For most of us, hospitals conjure up some very specific images: nurses and doctors running around, fancy machinery beeping away, somebody yelling “STAT!” While hospitals are chaotic places, they are also strangely reassuring. No matter how you are injured or what strange illness you’ve contracted, going to the nearby hospital can make you better. But maybe you don’t need a hospital after all.
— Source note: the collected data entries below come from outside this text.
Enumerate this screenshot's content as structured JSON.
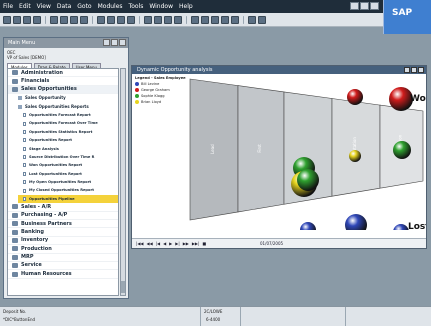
{
  "menu": {
    "items": [
      "File",
      "Edit",
      "View",
      "Data",
      "Goto",
      "Modules",
      "Tools",
      "Window",
      "Help"
    ]
  },
  "brand": {
    "logo_text": "SAP"
  },
  "main_menu": {
    "title": "Main Menu",
    "company": "OEC",
    "company_sub": "VP of Sales [DEMO]",
    "tabs": [
      "Modules",
      "Drag & Relate",
      "User Menu"
    ],
    "modules_top": [
      "Administration",
      "Financials",
      "Sales Opportunities"
    ],
    "sub_1": "Sales Opportunity",
    "sub_2": "Sales Opportunities Reports",
    "reports": [
      "Opportunities Forecast Report",
      "Opportunities Forecast Over Time",
      "Opportunities Statistics Report",
      "Opportunities Report",
      "Stage Analysis",
      "Source Distribution Over Time R",
      "Won Opportunities Report",
      "Lost Opportunities Report",
      "My Open Opportunities Report",
      "My Closed Opportunities Report",
      "Opportunities Pipeline"
    ],
    "modules_bottom": [
      "Sales - A/R",
      "Purchasing - A/P",
      "Business Partners",
      "Banking",
      "Inventory",
      "Production",
      "MRP",
      "Service",
      "Human Resources"
    ]
  },
  "analysis": {
    "title": "Dynamic Opportunity analysis",
    "legend_title": "Legend - Sales Employee",
    "legend": [
      {
        "name": "Bill Levine",
        "color": "#2f47b8"
      },
      {
        "name": "George Graham",
        "color": "#d01c1c"
      },
      {
        "name": "Sophie Klogg",
        "color": "#2fa12f"
      },
      {
        "name": "Brian Lloyd",
        "color": "#e6d41e"
      }
    ],
    "stages": [
      "Lead",
      "First",
      "",
      "Quotation",
      "Negotiation"
    ],
    "won_label": "Won",
    "lost_label": "Lost",
    "date": "01/07/2005"
  },
  "status": {
    "line1": "Deposit No.",
    "line2": "*DIC*ButtonEnd",
    "center1": "2C/LOWE",
    "center2": "6-4400"
  }
}
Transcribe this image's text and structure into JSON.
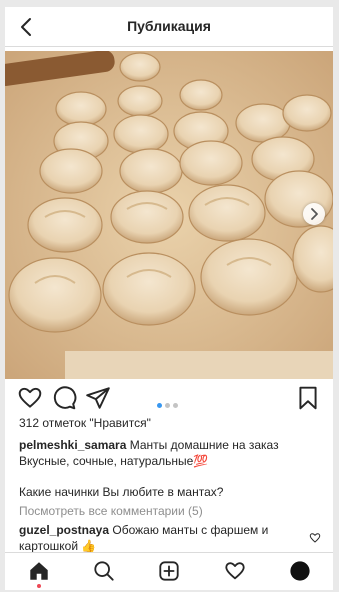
{
  "header": {
    "title": "Публикация"
  },
  "post": {
    "likes": "312 отметок \"Нравится\"",
    "username": "pelmeshki_samara",
    "caption_line1": "Манты домашние на заказ",
    "caption_line2": "Вкусные, сочные, натуральные💯",
    "caption_line3": "Какие начинки Вы любите в мантах?",
    "view_comments": "Посмотреть все комментарии (5)",
    "comment": {
      "username": "guzel_postnaya",
      "text": "Обожаю манты с фаршем и картошкой 👍"
    },
    "carousel": {
      "total": 3,
      "active": 1
    }
  },
  "icons": {
    "back": "chevron-left-icon",
    "like": "heart-icon",
    "comment": "speech-bubble-icon",
    "share": "paper-plane-icon",
    "save": "bookmark-icon",
    "home": "home-icon",
    "search": "search-icon",
    "add": "plus-square-icon",
    "activity": "heart-icon",
    "profile": "avatar-icon"
  },
  "colors": {
    "accent": "#3897f0",
    "notification": "#ed4956"
  }
}
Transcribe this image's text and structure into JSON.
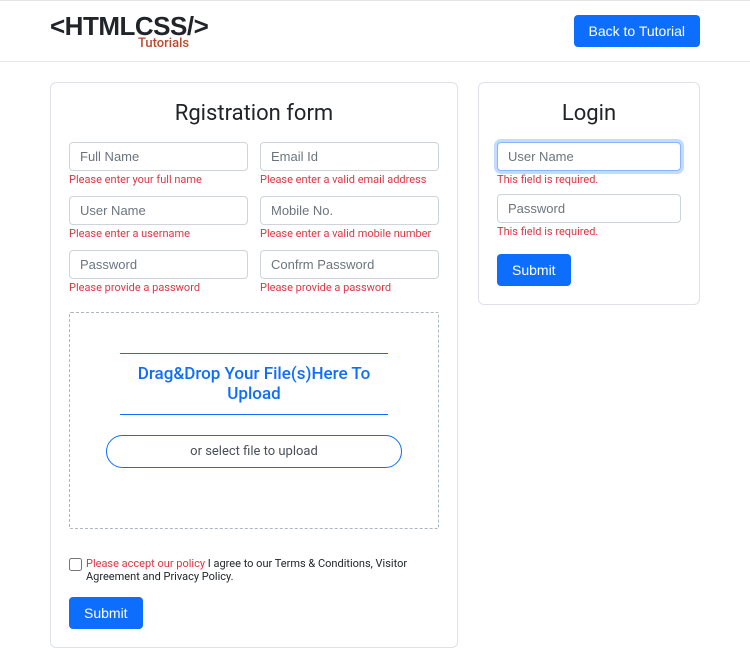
{
  "header": {
    "logo_main": "<HTMLCSS/>",
    "logo_sub": "Tutorials",
    "back_button": "Back to Tutorial"
  },
  "registration": {
    "title": "Rgistration form",
    "fields": {
      "fullname": {
        "placeholder": "Full Name",
        "error": "Please enter your full name "
      },
      "email": {
        "placeholder": "Email Id",
        "error": "Please enter a valid email address"
      },
      "username": {
        "placeholder": "User Name",
        "error": "Please enter a username"
      },
      "mobile": {
        "placeholder": "Mobile No.",
        "error": "Please enter a valid mobile number"
      },
      "password": {
        "placeholder": "Password",
        "error": "Please provide a password"
      },
      "confirm": {
        "placeholder": "Confrm Password",
        "error": "Please provide a password"
      }
    },
    "dropzone": {
      "heading": "Drag&Drop Your File(s)Here To Upload",
      "select": "or select file to upload"
    },
    "policy": {
      "error": "Please accept our policy",
      "text": " I agree to our Terms & Conditions, Visitor Agreement and Privacy Policy."
    },
    "submit": "Submit"
  },
  "login": {
    "title": "Login",
    "fields": {
      "username": {
        "placeholder": "User Name",
        "error": "This field is required."
      },
      "password": {
        "placeholder": "Password",
        "error": "This field is required."
      }
    },
    "submit": "Submit"
  }
}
Did you know:
- Hospitals are an extremely expensive way to treat people
- Technology has made many surgeries less invasive, so that we don’t need to spend as much time in a hospital bed
- Patients in hospitals are often overtreated or required to stay longer than necessary
- Germany has a higher number of hospital beds than Spain, but the Spanish system is one of the world’s best
- People with chronic health issues are best treated outside of a hospital setting
- 20% of all health spending is wasted on ineffective care
On this episode of Monster Under the Bed, Tunde Szabo and Dana Burduja from the European Investment Bank’s Life Sciences division talk about how many countries actually need to close hospitals, or at least slim them down, to free up resources for other, more effective forms of care.
At the European Investment Bank, we have all kinds of experts who can challenge the assumptions, notions and prejudices we all have about anything from health care to cybercrime, and from urban planning to education. All throughout the episodes we’ll be tackling those myths and fears to identify people and projects that are taking a more rational approach— which is good for our economy and our society.